Las voces cercanas lo tranquilizaron; sintió menos dolor cuando la compasión del amor incondicional acarició su frente. Nunca se había sentido tan vulnerable. El silencio le hablaba al oído, le recordaba su debilidad, su desamor eterno, su olvido. En su historia no encontró bienestar ni paz, y no pudo evitar sonreir al sentir no sólo una sino dos manos tan cerca.

Ya no necesitaba la vista, ya no la quería. Sólo lo acercaría más a su fracaso, a su soledad inevitable y a un final que seguramente no iba a tener luces de colores. Cerró los ojos y no hubo cambio, la respiración se regularizó y esperó. No era lo único que podía hacer -esperar-, pero iba a necesitar un gran esfuerzo para decir algo. Había en su garganta palabras tan postergadas como necesarias.

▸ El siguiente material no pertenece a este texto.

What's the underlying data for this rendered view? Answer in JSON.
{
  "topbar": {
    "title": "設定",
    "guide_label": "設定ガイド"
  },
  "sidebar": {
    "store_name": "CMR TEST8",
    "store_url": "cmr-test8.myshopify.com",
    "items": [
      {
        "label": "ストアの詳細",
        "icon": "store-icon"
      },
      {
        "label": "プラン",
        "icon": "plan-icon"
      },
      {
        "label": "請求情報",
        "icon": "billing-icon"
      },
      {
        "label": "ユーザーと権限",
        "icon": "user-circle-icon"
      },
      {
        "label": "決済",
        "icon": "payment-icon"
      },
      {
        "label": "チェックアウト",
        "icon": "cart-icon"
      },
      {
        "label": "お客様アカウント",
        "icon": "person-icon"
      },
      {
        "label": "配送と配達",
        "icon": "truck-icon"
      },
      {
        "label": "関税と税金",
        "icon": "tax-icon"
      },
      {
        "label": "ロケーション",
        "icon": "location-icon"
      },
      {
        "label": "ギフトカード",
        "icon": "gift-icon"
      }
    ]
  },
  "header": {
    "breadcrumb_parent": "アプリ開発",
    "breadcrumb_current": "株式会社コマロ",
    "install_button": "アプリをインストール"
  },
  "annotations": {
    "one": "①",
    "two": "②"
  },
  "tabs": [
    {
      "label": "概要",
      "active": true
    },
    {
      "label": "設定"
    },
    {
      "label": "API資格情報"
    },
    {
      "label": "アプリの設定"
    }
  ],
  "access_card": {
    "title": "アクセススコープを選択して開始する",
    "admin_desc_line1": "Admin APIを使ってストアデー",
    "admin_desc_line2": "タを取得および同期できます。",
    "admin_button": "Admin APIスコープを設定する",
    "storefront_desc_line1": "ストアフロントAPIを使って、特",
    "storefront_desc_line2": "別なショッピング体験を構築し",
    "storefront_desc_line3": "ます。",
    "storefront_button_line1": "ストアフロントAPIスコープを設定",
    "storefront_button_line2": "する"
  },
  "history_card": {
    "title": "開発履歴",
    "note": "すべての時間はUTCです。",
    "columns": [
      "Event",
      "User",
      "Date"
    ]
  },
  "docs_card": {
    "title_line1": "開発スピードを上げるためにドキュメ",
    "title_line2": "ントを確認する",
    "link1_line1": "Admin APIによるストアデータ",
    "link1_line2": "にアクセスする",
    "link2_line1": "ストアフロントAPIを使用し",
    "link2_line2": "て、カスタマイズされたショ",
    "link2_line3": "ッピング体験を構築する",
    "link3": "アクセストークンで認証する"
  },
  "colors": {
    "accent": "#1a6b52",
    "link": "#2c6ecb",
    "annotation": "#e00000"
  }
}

Inspiró fuerte y pidió que lo ayudasen a sentarse. Recorrió el espacio con las manos abiertas hasta que encontró las de sus hijos. Las palabras trémulas casi ni se escucharon, pero en el silencio de la habitación flotaron unos instantes, como mágicas. Un simple pedido de clemencia y compasión.

Así se fue, dejando poco para la mayoría; o mucho para los que se atrevan a ver un poco más allá.

Algo aprendimos del paso de los años y del desapego absoluto. Espero ávidamente que algo hayamos aprendido, porque no quisiera un día tener que buscar manos en el vacío con la desesperación de aquel que ya no puede encontrarse a sí mismo.